㊸ My daughter is highly sensitive. She becomes unwell when there is a larger release from Fukuichi. We haven’t even come to the beginning of decommissioning the reactors and they say this severe accident will not end for 100 more years.

㊹ For my daughter, it would be too cruel to spend her entire life in this country where no protection from the radioactivity is provided.
I do not want her to live under such violence.

㊺ I am heartbroken and hope my children could live overseas – possibly in the southern hemisphere.
They say the impact of the Fukushima Nuclear Disaster is observed in the entire northern hemisphere.
The issue of internal exposure is about the survival of humanity.

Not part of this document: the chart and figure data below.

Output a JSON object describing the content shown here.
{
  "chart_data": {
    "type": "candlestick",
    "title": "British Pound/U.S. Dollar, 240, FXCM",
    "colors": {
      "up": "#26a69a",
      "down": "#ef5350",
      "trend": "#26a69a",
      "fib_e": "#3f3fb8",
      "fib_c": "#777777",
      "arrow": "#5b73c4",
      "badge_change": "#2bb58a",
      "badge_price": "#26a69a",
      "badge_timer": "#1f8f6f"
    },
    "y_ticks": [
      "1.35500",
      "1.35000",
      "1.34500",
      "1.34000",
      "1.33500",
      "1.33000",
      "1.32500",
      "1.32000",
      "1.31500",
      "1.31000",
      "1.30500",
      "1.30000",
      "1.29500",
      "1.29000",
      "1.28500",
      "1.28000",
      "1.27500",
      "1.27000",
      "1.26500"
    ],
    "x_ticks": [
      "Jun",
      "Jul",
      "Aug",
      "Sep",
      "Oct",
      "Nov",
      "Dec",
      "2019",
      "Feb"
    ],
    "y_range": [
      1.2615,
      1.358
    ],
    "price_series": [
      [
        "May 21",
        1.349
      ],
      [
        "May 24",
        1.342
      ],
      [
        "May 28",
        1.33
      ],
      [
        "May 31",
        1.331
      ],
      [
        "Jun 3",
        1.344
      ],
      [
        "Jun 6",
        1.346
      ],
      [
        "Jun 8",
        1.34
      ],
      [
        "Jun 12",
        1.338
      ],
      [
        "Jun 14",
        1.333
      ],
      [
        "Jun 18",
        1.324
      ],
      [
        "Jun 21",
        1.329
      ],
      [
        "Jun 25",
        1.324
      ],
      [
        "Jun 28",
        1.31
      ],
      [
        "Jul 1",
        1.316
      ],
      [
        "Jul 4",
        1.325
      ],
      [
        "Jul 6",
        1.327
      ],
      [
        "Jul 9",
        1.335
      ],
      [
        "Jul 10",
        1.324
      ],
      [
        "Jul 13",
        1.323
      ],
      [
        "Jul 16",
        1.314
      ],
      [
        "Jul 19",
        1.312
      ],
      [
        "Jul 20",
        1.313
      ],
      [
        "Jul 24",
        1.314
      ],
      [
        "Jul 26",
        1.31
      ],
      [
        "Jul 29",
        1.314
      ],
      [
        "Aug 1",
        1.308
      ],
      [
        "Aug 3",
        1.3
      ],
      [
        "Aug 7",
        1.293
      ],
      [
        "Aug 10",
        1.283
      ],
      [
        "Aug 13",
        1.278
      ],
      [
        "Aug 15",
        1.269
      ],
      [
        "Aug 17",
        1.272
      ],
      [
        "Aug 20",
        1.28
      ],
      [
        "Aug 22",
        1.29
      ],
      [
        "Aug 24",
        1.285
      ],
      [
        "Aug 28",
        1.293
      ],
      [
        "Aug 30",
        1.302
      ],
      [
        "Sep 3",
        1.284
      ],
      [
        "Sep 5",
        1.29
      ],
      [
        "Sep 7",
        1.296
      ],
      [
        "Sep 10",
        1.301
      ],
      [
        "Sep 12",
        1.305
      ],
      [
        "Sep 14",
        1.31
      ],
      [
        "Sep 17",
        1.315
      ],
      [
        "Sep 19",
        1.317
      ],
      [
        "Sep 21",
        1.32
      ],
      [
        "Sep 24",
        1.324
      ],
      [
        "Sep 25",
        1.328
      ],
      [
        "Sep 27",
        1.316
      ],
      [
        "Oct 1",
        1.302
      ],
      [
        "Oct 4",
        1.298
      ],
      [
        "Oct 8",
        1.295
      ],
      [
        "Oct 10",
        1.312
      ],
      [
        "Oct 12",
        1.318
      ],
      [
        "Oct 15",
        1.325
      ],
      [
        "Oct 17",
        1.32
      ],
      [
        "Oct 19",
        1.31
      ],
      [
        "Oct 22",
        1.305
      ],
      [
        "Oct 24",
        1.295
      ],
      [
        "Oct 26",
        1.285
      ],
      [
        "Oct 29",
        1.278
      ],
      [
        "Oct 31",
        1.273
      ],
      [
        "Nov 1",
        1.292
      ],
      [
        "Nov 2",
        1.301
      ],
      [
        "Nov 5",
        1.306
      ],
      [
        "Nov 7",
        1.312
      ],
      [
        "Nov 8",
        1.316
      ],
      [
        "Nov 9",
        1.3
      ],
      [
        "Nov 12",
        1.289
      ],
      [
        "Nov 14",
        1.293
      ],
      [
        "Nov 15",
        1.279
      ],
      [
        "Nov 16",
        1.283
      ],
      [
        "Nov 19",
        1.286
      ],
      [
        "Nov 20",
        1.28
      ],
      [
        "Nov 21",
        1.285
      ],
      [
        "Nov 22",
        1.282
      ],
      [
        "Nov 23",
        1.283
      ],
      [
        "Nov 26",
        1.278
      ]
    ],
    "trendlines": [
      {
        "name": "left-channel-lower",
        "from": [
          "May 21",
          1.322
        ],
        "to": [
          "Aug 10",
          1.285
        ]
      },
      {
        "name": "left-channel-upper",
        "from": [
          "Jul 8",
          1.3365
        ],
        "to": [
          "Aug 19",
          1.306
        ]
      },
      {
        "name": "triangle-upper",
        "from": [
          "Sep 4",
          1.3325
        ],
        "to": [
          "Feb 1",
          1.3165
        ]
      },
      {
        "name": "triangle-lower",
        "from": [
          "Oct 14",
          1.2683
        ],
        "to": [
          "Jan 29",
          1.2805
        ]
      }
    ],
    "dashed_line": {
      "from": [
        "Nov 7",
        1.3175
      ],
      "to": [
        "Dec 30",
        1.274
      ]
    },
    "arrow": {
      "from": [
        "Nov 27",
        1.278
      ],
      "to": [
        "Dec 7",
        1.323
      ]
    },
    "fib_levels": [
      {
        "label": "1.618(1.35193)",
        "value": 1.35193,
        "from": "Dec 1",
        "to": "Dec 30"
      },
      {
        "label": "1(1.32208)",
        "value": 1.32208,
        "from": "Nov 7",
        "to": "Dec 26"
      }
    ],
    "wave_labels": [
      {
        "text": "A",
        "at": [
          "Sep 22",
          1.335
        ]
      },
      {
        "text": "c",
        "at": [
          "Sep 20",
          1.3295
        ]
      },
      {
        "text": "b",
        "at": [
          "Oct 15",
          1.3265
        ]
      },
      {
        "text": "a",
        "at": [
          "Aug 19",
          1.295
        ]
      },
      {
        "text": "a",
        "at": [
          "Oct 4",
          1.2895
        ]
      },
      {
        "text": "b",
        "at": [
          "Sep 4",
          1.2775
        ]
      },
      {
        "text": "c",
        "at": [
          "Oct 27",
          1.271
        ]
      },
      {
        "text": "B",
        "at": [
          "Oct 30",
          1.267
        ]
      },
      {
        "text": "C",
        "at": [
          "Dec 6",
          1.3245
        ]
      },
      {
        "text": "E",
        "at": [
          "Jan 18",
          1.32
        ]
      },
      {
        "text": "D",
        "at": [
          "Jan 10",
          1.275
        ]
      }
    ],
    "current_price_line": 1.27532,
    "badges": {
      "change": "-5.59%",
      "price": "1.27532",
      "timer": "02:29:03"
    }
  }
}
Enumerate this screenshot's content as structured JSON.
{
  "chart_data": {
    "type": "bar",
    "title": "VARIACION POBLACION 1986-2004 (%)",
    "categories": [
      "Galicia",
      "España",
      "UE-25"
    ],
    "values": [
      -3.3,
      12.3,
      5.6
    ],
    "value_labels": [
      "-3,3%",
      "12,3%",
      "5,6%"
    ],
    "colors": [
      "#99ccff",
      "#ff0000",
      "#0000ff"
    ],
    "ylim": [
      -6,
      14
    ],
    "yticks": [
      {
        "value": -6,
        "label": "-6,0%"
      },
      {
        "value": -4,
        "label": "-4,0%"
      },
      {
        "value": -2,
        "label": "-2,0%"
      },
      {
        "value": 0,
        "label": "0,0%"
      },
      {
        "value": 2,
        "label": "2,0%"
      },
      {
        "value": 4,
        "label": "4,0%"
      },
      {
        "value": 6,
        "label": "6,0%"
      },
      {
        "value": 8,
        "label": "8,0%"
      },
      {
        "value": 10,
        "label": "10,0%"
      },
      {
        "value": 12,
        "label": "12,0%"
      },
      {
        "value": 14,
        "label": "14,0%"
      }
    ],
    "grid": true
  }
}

㊻ If we are to hope for peace, if we hope to be anti-nuclear, if we talk to the atomic bomb victims who lost their lives here saying that we are not going to make the same mistake again, I feel there is something that we must do right now.

㊼ That is, never let them say, or never shall we say the radiation is safe. Never create a society that allows such an idea and make us live with radioactive substances. Never allow internal exposure and thus try to create a world where we are protected from the exposure.
For that, I yearn for the day when everyone in the world holds hands across the borders.

㊽ I refuse to let our children’s lives be reigned by the nuclear powers.
With the power of humanity, let’s turn this despair into hope.